Hiro la miró fascinado. La hoja parecía casi viva, con un núcleo brillante que latía con energía.
—Increíble… pero, ¿por qué está aquí? —preguntó Hiro.
—Fue gravemente dañada —explicó Bennett mientras revisaba unos datos flotantes—. Nakashi luchó contra un minotauro de clase especial. Un verdadero monstruo. La espada se rompió durante la batalla.
—¿Y logró vencerlo? —preguntó Hiro con los ojos bien abiertos.
—Sí —asintió Bennett—. Aunque le costó mucho, consiguió derrotarlo. Y como recompensa, obtuvo uno de sus cuernos dorados. Me pidió que lo fundiera e integrara en la espada para aumentar su resistencia.
—Eso suena… increíble. ¿Puedes hacer algo así con cualquier Taigu?
Bennett sonrió con modestia.
—Depende del material y del tipo de arma, pero sí. Fusionar materiales mágicos es una de mis especialidades. Cada Taigu es única, y parte de mi trabajo es conocerlas a fondo, tanto por su estructura como por la conexión con su portador.
Hiro siguió observando la espada, con una mezcla de respeto y entusiasmo. Había algo en ese lugar… en esa energía… que lo hacía sentir como si formara parte de algo mucho más grande.

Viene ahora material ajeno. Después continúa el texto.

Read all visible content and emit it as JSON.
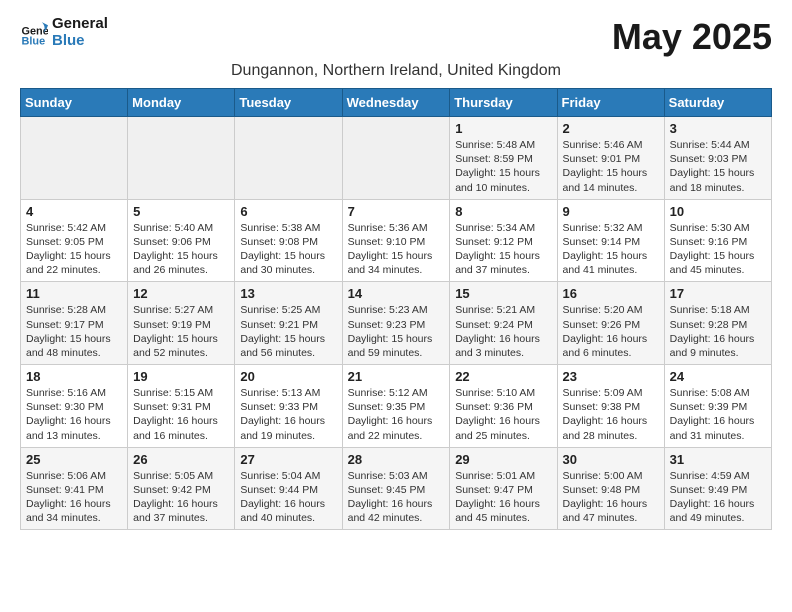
{
  "logo": {
    "line1": "General",
    "line2": "Blue"
  },
  "title": "May 2025",
  "location": "Dungannon, Northern Ireland, United Kingdom",
  "weekdays": [
    "Sunday",
    "Monday",
    "Tuesday",
    "Wednesday",
    "Thursday",
    "Friday",
    "Saturday"
  ],
  "weeks": [
    [
      {
        "day": "",
        "content": ""
      },
      {
        "day": "",
        "content": ""
      },
      {
        "day": "",
        "content": ""
      },
      {
        "day": "",
        "content": ""
      },
      {
        "day": "1",
        "content": "Sunrise: 5:48 AM\nSunset: 8:59 PM\nDaylight: 15 hours\nand 10 minutes."
      },
      {
        "day": "2",
        "content": "Sunrise: 5:46 AM\nSunset: 9:01 PM\nDaylight: 15 hours\nand 14 minutes."
      },
      {
        "day": "3",
        "content": "Sunrise: 5:44 AM\nSunset: 9:03 PM\nDaylight: 15 hours\nand 18 minutes."
      }
    ],
    [
      {
        "day": "4",
        "content": "Sunrise: 5:42 AM\nSunset: 9:05 PM\nDaylight: 15 hours\nand 22 minutes."
      },
      {
        "day": "5",
        "content": "Sunrise: 5:40 AM\nSunset: 9:06 PM\nDaylight: 15 hours\nand 26 minutes."
      },
      {
        "day": "6",
        "content": "Sunrise: 5:38 AM\nSunset: 9:08 PM\nDaylight: 15 hours\nand 30 minutes."
      },
      {
        "day": "7",
        "content": "Sunrise: 5:36 AM\nSunset: 9:10 PM\nDaylight: 15 hours\nand 34 minutes."
      },
      {
        "day": "8",
        "content": "Sunrise: 5:34 AM\nSunset: 9:12 PM\nDaylight: 15 hours\nand 37 minutes."
      },
      {
        "day": "9",
        "content": "Sunrise: 5:32 AM\nSunset: 9:14 PM\nDaylight: 15 hours\nand 41 minutes."
      },
      {
        "day": "10",
        "content": "Sunrise: 5:30 AM\nSunset: 9:16 PM\nDaylight: 15 hours\nand 45 minutes."
      }
    ],
    [
      {
        "day": "11",
        "content": "Sunrise: 5:28 AM\nSunset: 9:17 PM\nDaylight: 15 hours\nand 48 minutes."
      },
      {
        "day": "12",
        "content": "Sunrise: 5:27 AM\nSunset: 9:19 PM\nDaylight: 15 hours\nand 52 minutes."
      },
      {
        "day": "13",
        "content": "Sunrise: 5:25 AM\nSunset: 9:21 PM\nDaylight: 15 hours\nand 56 minutes."
      },
      {
        "day": "14",
        "content": "Sunrise: 5:23 AM\nSunset: 9:23 PM\nDaylight: 15 hours\nand 59 minutes."
      },
      {
        "day": "15",
        "content": "Sunrise: 5:21 AM\nSunset: 9:24 PM\nDaylight: 16 hours\nand 3 minutes."
      },
      {
        "day": "16",
        "content": "Sunrise: 5:20 AM\nSunset: 9:26 PM\nDaylight: 16 hours\nand 6 minutes."
      },
      {
        "day": "17",
        "content": "Sunrise: 5:18 AM\nSunset: 9:28 PM\nDaylight: 16 hours\nand 9 minutes."
      }
    ],
    [
      {
        "day": "18",
        "content": "Sunrise: 5:16 AM\nSunset: 9:30 PM\nDaylight: 16 hours\nand 13 minutes."
      },
      {
        "day": "19",
        "content": "Sunrise: 5:15 AM\nSunset: 9:31 PM\nDaylight: 16 hours\nand 16 minutes."
      },
      {
        "day": "20",
        "content": "Sunrise: 5:13 AM\nSunset: 9:33 PM\nDaylight: 16 hours\nand 19 minutes."
      },
      {
        "day": "21",
        "content": "Sunrise: 5:12 AM\nSunset: 9:35 PM\nDaylight: 16 hours\nand 22 minutes."
      },
      {
        "day": "22",
        "content": "Sunrise: 5:10 AM\nSunset: 9:36 PM\nDaylight: 16 hours\nand 25 minutes."
      },
      {
        "day": "23",
        "content": "Sunrise: 5:09 AM\nSunset: 9:38 PM\nDaylight: 16 hours\nand 28 minutes."
      },
      {
        "day": "24",
        "content": "Sunrise: 5:08 AM\nSunset: 9:39 PM\nDaylight: 16 hours\nand 31 minutes."
      }
    ],
    [
      {
        "day": "25",
        "content": "Sunrise: 5:06 AM\nSunset: 9:41 PM\nDaylight: 16 hours\nand 34 minutes."
      },
      {
        "day": "26",
        "content": "Sunrise: 5:05 AM\nSunset: 9:42 PM\nDaylight: 16 hours\nand 37 minutes."
      },
      {
        "day": "27",
        "content": "Sunrise: 5:04 AM\nSunset: 9:44 PM\nDaylight: 16 hours\nand 40 minutes."
      },
      {
        "day": "28",
        "content": "Sunrise: 5:03 AM\nSunset: 9:45 PM\nDaylight: 16 hours\nand 42 minutes."
      },
      {
        "day": "29",
        "content": "Sunrise: 5:01 AM\nSunset: 9:47 PM\nDaylight: 16 hours\nand 45 minutes."
      },
      {
        "day": "30",
        "content": "Sunrise: 5:00 AM\nSunset: 9:48 PM\nDaylight: 16 hours\nand 47 minutes."
      },
      {
        "day": "31",
        "content": "Sunrise: 4:59 AM\nSunset: 9:49 PM\nDaylight: 16 hours\nand 49 minutes."
      }
    ]
  ]
}
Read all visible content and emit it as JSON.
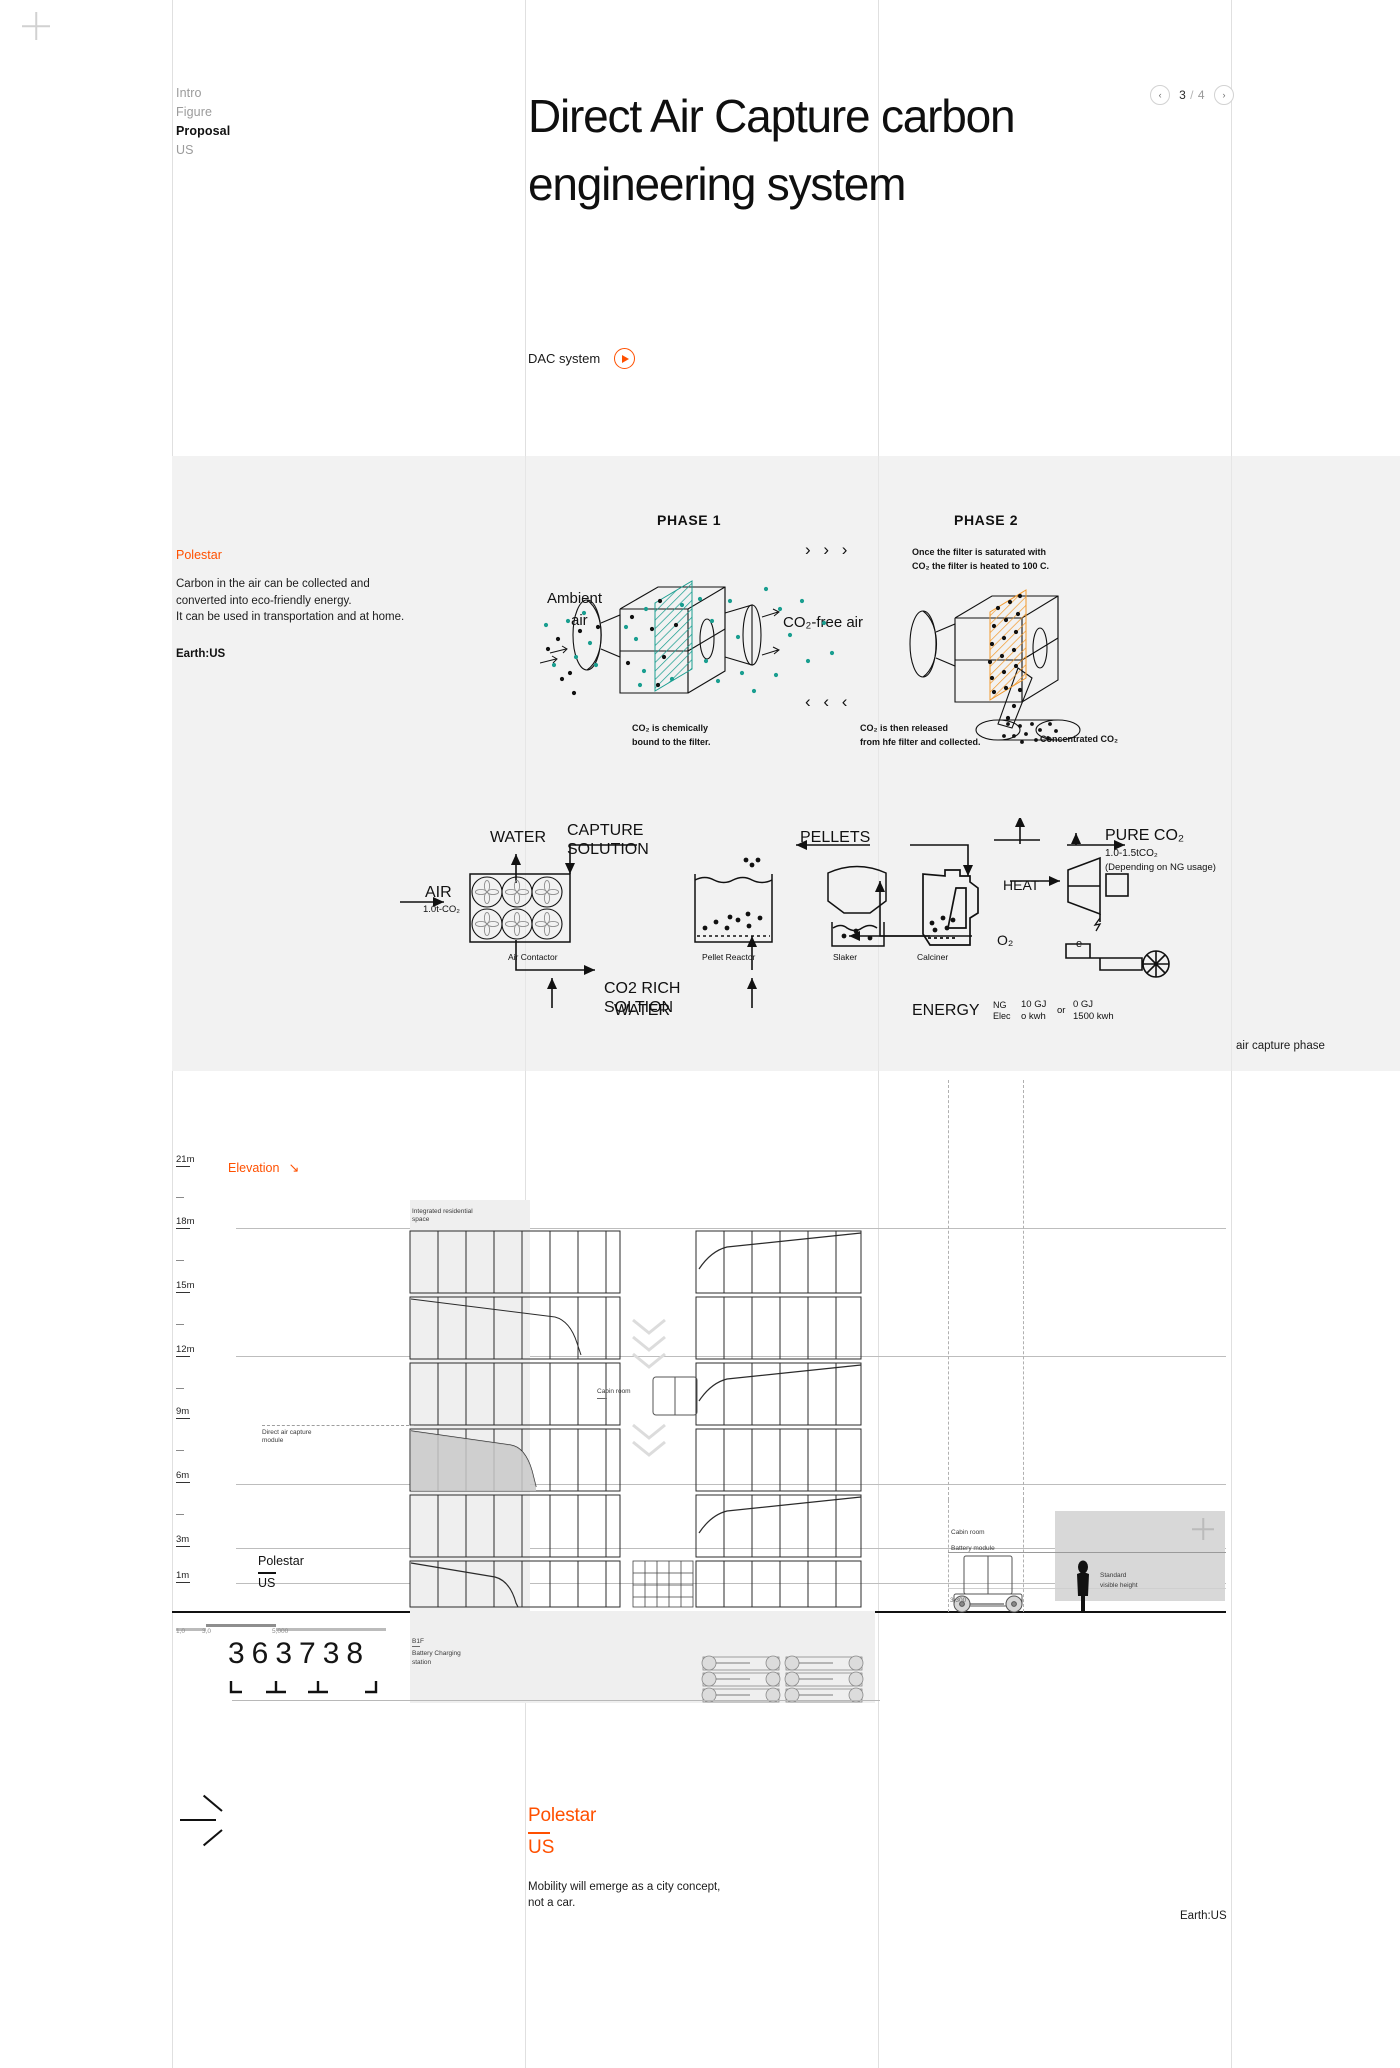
{
  "nav": {
    "items": [
      {
        "label": "Intro",
        "active": false
      },
      {
        "label": "Figure",
        "active": false
      },
      {
        "label": "Proposal",
        "active": true
      },
      {
        "label": "US",
        "active": false
      }
    ]
  },
  "header": {
    "title": "Direct Air Capture carbon engineering system",
    "pager": {
      "prev": "‹",
      "next": "›",
      "current": "3",
      "separator": "/",
      "total": "4"
    },
    "media_label": "DAC system",
    "play_icon": "play-icon"
  },
  "panel": {
    "brand": "Polestar",
    "body": "Carbon in the air can be collected and\nconverted into eco-friendly energy.\nIt can be used in transportation and at home.",
    "body_lines": [
      "Carbon in the air can be collected and",
      "converted into eco-friendly energy.",
      "It can be used in transportation and at home."
    ],
    "earth": "Earth:US",
    "caption_right": "air capture phase"
  },
  "phase1": {
    "title": "PHASE 1",
    "label_in_1": "Ambient",
    "label_in_2": "air",
    "label_out": "CO₂-free air",
    "caption_1": "CO₂ is chemically",
    "caption_2": "bound to the filter.",
    "chev_right": "› › ›",
    "chev_left": "‹ ‹ ‹",
    "filter_color": "#1a9e90"
  },
  "phase2": {
    "title": "PHASE 2",
    "note_1": "Once the filter is saturated with",
    "note_2": "CO₂ the filter is heated to 100 C.",
    "caption_1": "CO₂ is then released",
    "caption_2": "from hfe filter and collected.",
    "label_tank": "Concentrated CO₂",
    "filter_color": "#f29a2e"
  },
  "flow": {
    "air": "AIR",
    "air_sub": "1.0t-CO₂",
    "water_left": "WATER",
    "capture_solution_1": "CAPTURE",
    "capture_solution_2": "SOLUTION",
    "co2rich_1": "CO2 RICH",
    "co2rich_2": "SOLTION",
    "pellets": "PELLETS",
    "pure_co2": "PURE CO₂",
    "pure_co2_sub1": "1.0-1.5tCO₂",
    "pure_co2_sub2": "(Depending on NG usage)",
    "heat": "HEAT",
    "o2": "O₂",
    "e": "e",
    "water_bottom": "WATER",
    "energy": "ENERGY",
    "energy_ng": "NG",
    "energy_elec": "Elec",
    "energy_v1a": "10 GJ",
    "energy_v1b": "o kwh",
    "energy_or": "or",
    "energy_v2a": "0 GJ",
    "energy_v2b": "1500 kwh",
    "box_air_contactor": "Air Contactor",
    "box_pellet_reactor": "Pellet Reactor",
    "box_slaker": "Slaker",
    "box_calciner": "Calciner"
  },
  "elevation": {
    "title": "Elevation",
    "title_arrow": "↘",
    "ticks": [
      "21m",
      "18m",
      "15m",
      "12m",
      "9m",
      "6m",
      "3m",
      "1m"
    ],
    "label_residential_1": "Integrated residential",
    "label_residential_2": "space",
    "label_dac_1": "Direct air capture",
    "label_dac_2": "module",
    "label_cabin": "Cabin room",
    "label_cabin_right_1": "Cabin room",
    "label_cabin_right_2": "Battery module",
    "label_standard_1": "Standard",
    "label_standard_2": "visible height",
    "dim_right": "3,300",
    "brand": "Polestar",
    "brand_sub": "US",
    "b1f_1": "B1F",
    "b1f_2": "Battery Charging",
    "b1f_3": "station",
    "scale_ticks": [
      "1,0",
      "3,0",
      "5,000"
    ],
    "page_numbers": [
      "36",
      "37",
      "38"
    ]
  },
  "footer": {
    "brand": "Polestar",
    "brand_sub": "US",
    "desc_1": "Mobility will emerge as a city concept,",
    "desc_2": "not a car.",
    "earth": "Earth:US",
    "arrow_icon": "arrow-right-icon"
  },
  "colors": {
    "accent": "#ff5000",
    "panel_bg": "#f2f2f2",
    "teal": "#1a9e90",
    "orange_hatch": "#f29a2e"
  }
}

—¿Y tú, Hiro? —preguntó de pronto Bennett—. ¿Tienes alguna conexión con una Taigu?
Hiro dudó por un momento. Aún recordaba el sueño, la luna negra, la voz... y ese huevo con yema oscura. Todo seguía tan confuso.
—Aún no lo sé —respondió, sin apartar la vista de la hoja blanca—. Pero… siento que algo se está despertando.
—¿Y tú, Hiro? —repitió Bennett—. ¿Tienes alguna conexión con una Taigu?
Hiro bajó la mirada, algo incómodo.
—No… no realmente. No puedo usar maná.
Bennett se rascó la cabeza, un poco avergonzado.
—Vaya, es verdad… se me había olvidado. Lo siento, eso debe ser un gran problema.
—No te preocupes —respondió Hiro con una leve sonrisa—. Ya estoy acostumbrado.
De pronto, Bennett soltó un pequeño grito de emoción.
—¡Ya sé! Casi lo olvido —exclamó, mientras se apresuraba hacia una estantería abarrotada de herramientas, cristales y piezas de metal—. ¡Espera un momento!
Revolvió entre montones de aparatos mágicos y objetos extraños, hasta que sacó un pequeño cubo metálico de bordes pulidos y runas grabadas.
—¡Aquí está!
Presionó uno de los lados del cubo y este se desplegó, transformándose en una espada brillante. Era ligera, de forma elegante, con una hoja de un cristal similar al diamante que emitía un leve resplandor azulado.
—Mira, Hiro —dijo Bennett, entregándole el arma—. Esta es una espada mágica autónoma. No requiere una vinculación directa con el maná del usuario. Su energía está contenida internamente, aunque tiene un límite.
Hiro tomó la espada con cuidado, sorprendido por su peso ligero y el equilibrio perfecto. La hoja era hermosa y parecía vibrar suavemente al contacto con su mano.
—Vaya… es asombrosa, Bennett. Muchas gracias.
—No hay de qué —respondió Bennett, satisfecho—. Solo ten cuidado con su núcleo. Cuando se agota, necesita recargarse con un cristal de maná.
En ese momento, la muñeca de Bennett comenzó a parpadear. Era su reloj mágico.
Una voz automática se escuchó desde el dispositivo:
—Bennett, se solicita tu presencia en la sala de reunión. Hiro, tu asistencia también ha sido requerida.
Ambos se miraron.
—Bueno, parece que nos necesitan —dijo Bennett, encogiéndose de hombros.
Hiro asintió, todavía con la espada en mano, sin saber que lo que les esperaba en aquella reunión cambiaría el curso de todo lo que conocían.